The region has been eyed by energy companies because of its richness in natural gas, which is trapped underground in large rock formations.

Hydraulic fracturing involves pumping vast amounts of water, sand and chemicals thousands of feet underground, under pressure that is intense enough to break layers of rock containing oil or natural gas deposits so that the fossil fuel can be extracted. Fracking, which is banned in a few states including Vermont and Maryland, can cause earthquakes and has raised concerns about groundwater contamination.

State Sen. Thomas O’Mara, a Republican who voted against the bill, said during floor deliberations that the move to expand the ban on fracking is premature.

“This utopian approach is a train wreck coming down the tracks,” he said.

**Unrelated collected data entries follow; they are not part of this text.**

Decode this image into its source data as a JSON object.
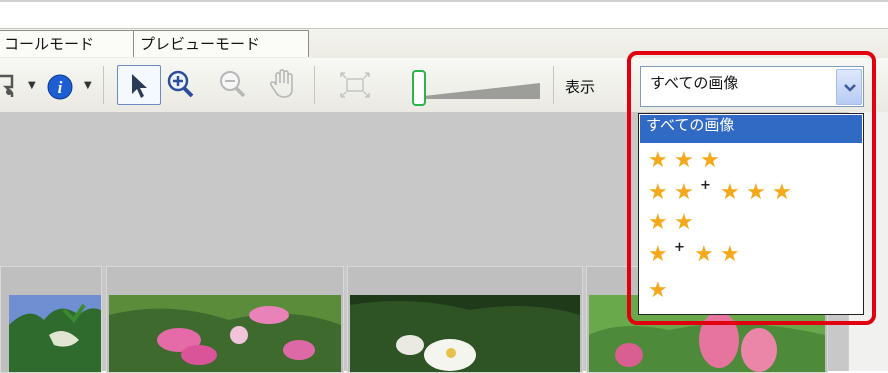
{
  "tabs": {
    "scroll_mode": "コールモード",
    "preview_mode": "プレビューモード"
  },
  "toolbar": {
    "show_label": "表示",
    "icons": [
      "send-icon",
      "info-icon",
      "pointer-icon",
      "zoom-in-icon",
      "zoom-out-icon",
      "hand-icon",
      "fit-icon"
    ]
  },
  "filter": {
    "selected": "すべての画像",
    "options": [
      {
        "label": "すべての画像",
        "selected": true
      },
      {
        "label": "3 stars",
        "stars": 3
      },
      {
        "label": "2 stars + 3 stars",
        "stars": [
          2,
          3
        ]
      },
      {
        "label": "2 stars",
        "stars": 2
      },
      {
        "label": "1 star + 2 stars",
        "stars": [
          1,
          2
        ]
      },
      {
        "label": "1 star",
        "stars": 1
      }
    ]
  },
  "colors": {
    "accent_selected": "#316ac5",
    "star": "#f4a81c",
    "highlight": "#e00010",
    "slider_knob": "#2fb24b"
  }
}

Southern Tier Solutions says on its website that it wants to use carbon captured from power plants to extract natural gas from inside the Marcellus and Utica Shales, vast rock formations that extend for hundreds of miles.

Company officials and its president, Bryce P. Phillips, have not responded to email and phone requests from The Associated Press. But in past interviews, Phillips has claimed swapping water with liquid carbon dioxide could be more environmentally friendly.

Supporters of the bill and some lawmakers cited concerns that pipelines carrying carbon dioxide for extraction could rupture, leading to poor air quality and major health risks.

They pointed to a 2020 incident in the small town of Satartia, Mississippi, where a pipeline carrying compressed carbon dioxide ruptured, sending over 40 people to the hospital for treatment and prompting more than 300 to evacuate.


Sandra Steingraber, a retired biologist and anti-fracking activist, applauded the bill’s passage. She argues that drilling of any kind — no matter what type of substance is used — is bad for the environment.

“They took care of this really fast because they recognized how harmful it was,” she said of the lawmakers’ response. “It’s all risk and no reward for New York state pursuing this plan.”